To verify that increased algorithmic complexity could improve the accuracy of estimation, we also tested the performance of the PF algorithm with 100 particles (PF (100)), instead of 20 particles (PF (20)). The RMSEs and the time spent in estimation are listed in

Table 9. RMSE and calculation time for SoC estimation in scenarios (a)–(c) using PF (100) and PF (20) with different SoC₀ values.

Algorithm	SoC0	Scenario (a)	Scenario (b)	Scenario (c)
PF (100)	1	0.0296	0.0274	0.0412
	0.85	0.0184	0.0323	0.0505
	0.75	0.0357	0.0563	0.0507
	0.6	0.0672	0.2051	0.0761
	Time	397.378 (s)	132.327 (s)	918.940 (s)
PF (20)	1	0.0114	0.0288	0.0486
	0.85	0.0195	0.0429	0.0373
	0.75	0.0327	0.0871	0.0486
	0.6	0.0857	0.2524	0.0818
	Time	73.820 (s)	24.810 (s)	158.264 (s)

, where we are able to note that although the computation time increased by a factor of six with these experiments, any reductions in the RMSE were negligible, indicating that the PF algorithm may not be suitable for Li-Bi LMBs.

6. Conclusions

In this paper, we have introduced the properties of Li-Bi LMBs, to illustrate the difficulties involved in using traditional SoC estimation techniques. We note that open-circuit-voltage and Coulombic counting methods are unsuitable for these devices, because of a partially quasi-static OCV-SoC relationship and the difficulties involved in determining the initial SoC. Hence, we established an ECN battery model and explored the performance of the extended Kalman filter, the unscented Kalman filter and the particle filter for SoC estimation, using three current profiles: a constant current discharge profile, a pulse discharge profile and a hybrid pulse profile comprising charging and discharging processes.
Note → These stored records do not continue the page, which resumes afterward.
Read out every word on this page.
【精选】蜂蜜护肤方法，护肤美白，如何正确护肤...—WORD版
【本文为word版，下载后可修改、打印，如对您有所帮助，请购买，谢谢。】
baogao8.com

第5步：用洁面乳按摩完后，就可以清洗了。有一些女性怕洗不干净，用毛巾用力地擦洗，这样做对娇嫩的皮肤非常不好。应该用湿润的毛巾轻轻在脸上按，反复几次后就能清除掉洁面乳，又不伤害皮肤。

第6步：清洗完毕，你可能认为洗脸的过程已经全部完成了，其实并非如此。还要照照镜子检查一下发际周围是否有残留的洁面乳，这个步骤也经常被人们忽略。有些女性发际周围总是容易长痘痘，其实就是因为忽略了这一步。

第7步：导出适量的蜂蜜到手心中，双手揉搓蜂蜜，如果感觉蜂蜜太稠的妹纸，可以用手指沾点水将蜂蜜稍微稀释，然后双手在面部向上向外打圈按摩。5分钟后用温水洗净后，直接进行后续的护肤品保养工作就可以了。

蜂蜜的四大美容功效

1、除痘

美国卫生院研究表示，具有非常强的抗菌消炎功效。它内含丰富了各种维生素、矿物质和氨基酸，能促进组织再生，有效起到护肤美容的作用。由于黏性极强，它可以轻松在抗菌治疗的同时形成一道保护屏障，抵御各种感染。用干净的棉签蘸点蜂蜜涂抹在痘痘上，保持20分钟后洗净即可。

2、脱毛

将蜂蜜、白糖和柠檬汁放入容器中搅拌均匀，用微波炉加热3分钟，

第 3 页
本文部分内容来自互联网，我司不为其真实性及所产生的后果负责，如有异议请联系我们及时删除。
The first two scenarios consider ideal working conditions, while the last one simulates a more realistic mode of operation. In a reflection of the properties of LMBs, the RMSE is very small when the initial SoC is above 0.65 and rises when this is below 0.65. Since SoC estimation is difficult with a constant working current, the variation that occurs above 0.65 enables accurate completion of this estimation process, to overcome the difficulties caused by the quasi-static region of OCV-SoC curve. Our results indicate that the UKF algorithm gives the best overall performance for all the current profiles considered. In particular, in dynamic working conditions, we obtained RMSEs below 0.02, with this algorithm. Although EKF performs well in relatively stable conditions and can complete operations at twice the speed of the UKF, the magnitude of the estimation errors increases with the duration of monitoring. While the PF algorithm works well when the initial SoC is close to the actual value, it is better optimized for operation in dynamic rather than static conditions, where it risks failure. The computation time of this algorithm is also about six times longer than that of the EKF or three times longer than the UKF. As the intended application of the battery is as part of a power grid, where its mode of operation will change frequently without schedule, monitoring is necessarily real-time and long-lasting. Based on these characteristics, the UKF algorithm is most suitable for battery management system because it converges quickly to an accurate SoC estimate.

To improve SoC estimation performance, future work will concentrate on developing a simpler, more accurate battery model and the possible adoption of on-line parameter identification. As a battery model considering self-discharge is recommended for long-time SoC estimation, the inclusion of relationships between battery parameters and SoC at different working currents will increase the accuracy of the battery model. Further experiments determining other parameters sensitive to current, for creation of a different model and studying the capacity attenuation mechanism, will be conducted. Finally, as we only considered a constant operating temperature in this study, future work will also concentrate on SoC estimation in more varied temperature environments.